Novo Nordisk has said it will be acquiring Canada-based Inversago Pharma, a specialist in metabolic disorders, in a deal worth $1.075bn.

The transaction gives the Danish drugmaker access to Inversago’s lead asset, INV-202, a CB1 receptor blocker being developed to treat metabolic syndrome and its associated complications.

Inversago recently announced positive results from a phase 1b trial evaluating the candidate in 37 adults with features of metabolic syndrome.

Over a 28-day treatment period, clinically significant and progressive weight loss of an average decline of 3.5kg was shown for the INV-202-treated patients, compared with an average gain of 0.55kg for those receiving placebo.

The candidate has already advanced into mid-stage development for diabetic kidney disease, and Novo has outlined its plans to investigate the potential of INV-202 for obesity and obesity-related complications.

Martin Holst Lange, executive vice president for development at Novo, said: “The acquisition of Inversago will further strengthen our clinical development pipeline in obesity and related disorders.

“This promising class of medicine pioneered by the Inversago team could lead to life-changing new treatment options for those living with a serious chronic disease and, in particular, may offer alternative or complementary solutions for people living with obesity.”

Biogen has entered into a definitive agreement to acquire rare disease specialist Reata Pharmaceuticals for approximately $7.3bn.

The deal, which is expected to close in the fourth quarter of this year, would give the biotech access to Skyclarys (omaveloxolone), the only treatment approved in the US for the rare and inherited neurologic disorder Friedreich’s ataxia.

There are approximately 5,000 patients in the US diagnosed with the debilitating neuromuscular disease that results in loss of coordination, muscle weakness and fatigue.

Skyclarys was approved by the US Food and Drug Administration in February this year to slow or prevent the progression of the disease, with sales of the drug expected to touch $1.3bn by 2029, according to Refinitiv data.

An application for Skyclarys has also already been filed in Europe, with a decision expected early next year.

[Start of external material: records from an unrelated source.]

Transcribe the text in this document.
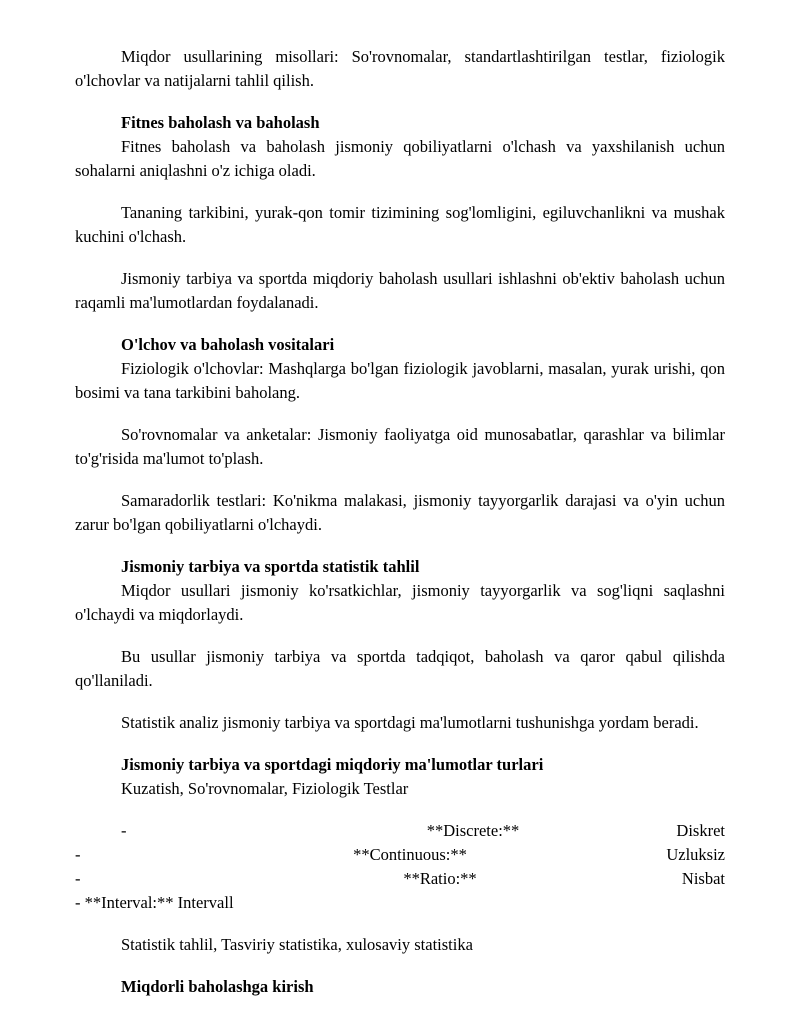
Miqdor usullarining misollari: So'rovnomalar, standartlashtirilgan testlar, fiziologik o'lchovlar va natijalarni tahlil qilish.

Fitnes baholash va baholash

Fitnes baholash va baholash jismoniy qobiliyatlarni o'lchash va yaxshilanish uchun sohalarni aniqlashni o'z ichiga oladi.

Tananing tarkibini, yurak-qon tomir tizimining sog'lomligini, egiluvchanlikni va mushak kuchini o'lchash.

Jismoniy tarbiya va sportda miqdoriy baholash usullari ishlashni ob'ektiv baholash uchun raqamli ma'lumotlardan foydalanadi.

O'lchov va baholash vositalari

Fiziologik o'lchovlar: Mashqlarga bo'lgan fiziologik javoblarni, masalan, yurak urishi, qon bosimi va tana tarkibini baholang.

So'rovnomalar va anketalar: Jismoniy faoliyatga oid munosabatlar, qarashlar va bilimlar to'g'risida ma'lumot to'plash.

Samaradorlik testlari: Ko'nikma malakasi, jismoniy tayyorgarlik darajasi va o'yin uchun zarur bo'lgan qobiliyatlarni o'lchaydi.

Jismoniy tarbiya va sportda statistik tahlil

Miqdor usullari jismoniy ko'rsatkichlar, jismoniy tayyorgarlik va sog'liqni saqlashni o'lchaydi va miqdorlaydi.

Bu usullar jismoniy tarbiya va sportda tadqiqot, baholash va qaror qabul qilishda qo'llaniladi.

Statistik analiz jismoniy tarbiya va sportdagi ma'lumotlarni tushunishga yordam beradi.

Jismoniy tarbiya va sportdagi miqdoriy ma'lumotlar turlari

Kuzatish, So'rovnomalar, Fiziologik Testlar

-	**Discrete:**	Diskret
-	**Continuous:**	Uzluksiz
-	**Ratio:**	Nisbat

- **Interval:** Intervall

Statistik tahlil, Tasviriy statistika, xulosaviy statistika

Miqdorli baholashga kirish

Biogen’s president and chief executive officer, Christopher Viehbacher, said the company believes it has the foundation in place to “accelerate the delivery of Skyclarys to patients around the world”.

Though Skyclarys is the main asset included in the acquisition, Biogen would also gain access to a portfolio of products that Reata is currently developing for a range of neurological diseases.

Pfizer’s respiratory syncytial virus (RSV) vaccine has been approved by the European Commission (EC) to protect both infants and older adults against RSV-caused lower respiratory tract disease (LRTD).

The EC’s decision allows Abrysvo to be given as a single dose to adults aged 60 years and older, and to those who are 24 to 36 weeks into their pregnancy to protect their babies from birth until they are six months old.

In the EU, about 245,000 yearly hospital admissions have been associated with RSV in children aged under five years, while the virus is estimated to cause more than 270,000 hospitalisations in older adults each year.

The EC’s decision, which follows a recent recommendation from the European Medicines Agency’s human medicines committee, was supported by positive results from the late-stage MATISSE and RENOIR trials.

In MATISSE, the vaccine demonstrated 81.8% efficacy in preventing severe medically attended lower respiratory tract illness in infants in the first 90 days after birth, and 69.4% efficacy within 180 days.

At an interim analysis of the ongoing RENOIR trial, the vaccine was 85.7% effective among older adults with two or more symptoms of RSV, and 66.7% for two or more symptoms.

Roche’s spinal muscular atrophy (SMA) therapy has been approved by the European Commission (EC) to treat infants aged under two months, the company announced.

Evrysdi (risdiplam), which is already authorised for use in patients aged two months or older, can now be used to treat infants from birth to below two months with a clinical diagnosis of SMA type 1, 2 or 3, or with one to four SMN2 copies.

SMA is a severe and progressive neuromuscular disease affecting approximately one in every 10,000 babies.

Those living with the condition have insufficient levels of the SMN protein, which is essential to the function of nerves that control muscles and other functions such as swallowing, speaking, breathing and movement.

Roche’s Evrysdi, which can be administered at home in liquid form by mouth or by feeding tube, is designed to treat the disease by increasing and sustaining the production of SMN protein in the central nervous system and peripheral tissues.

The EC’s decision is supported by an interim analysis of the ongoing RAINBOWFISH study, which included six babies with two or three copies of the SMN2 gene.

After one year of treatment with Evrysdi, all six infants were able to sit, four could stand, and three could walk independently.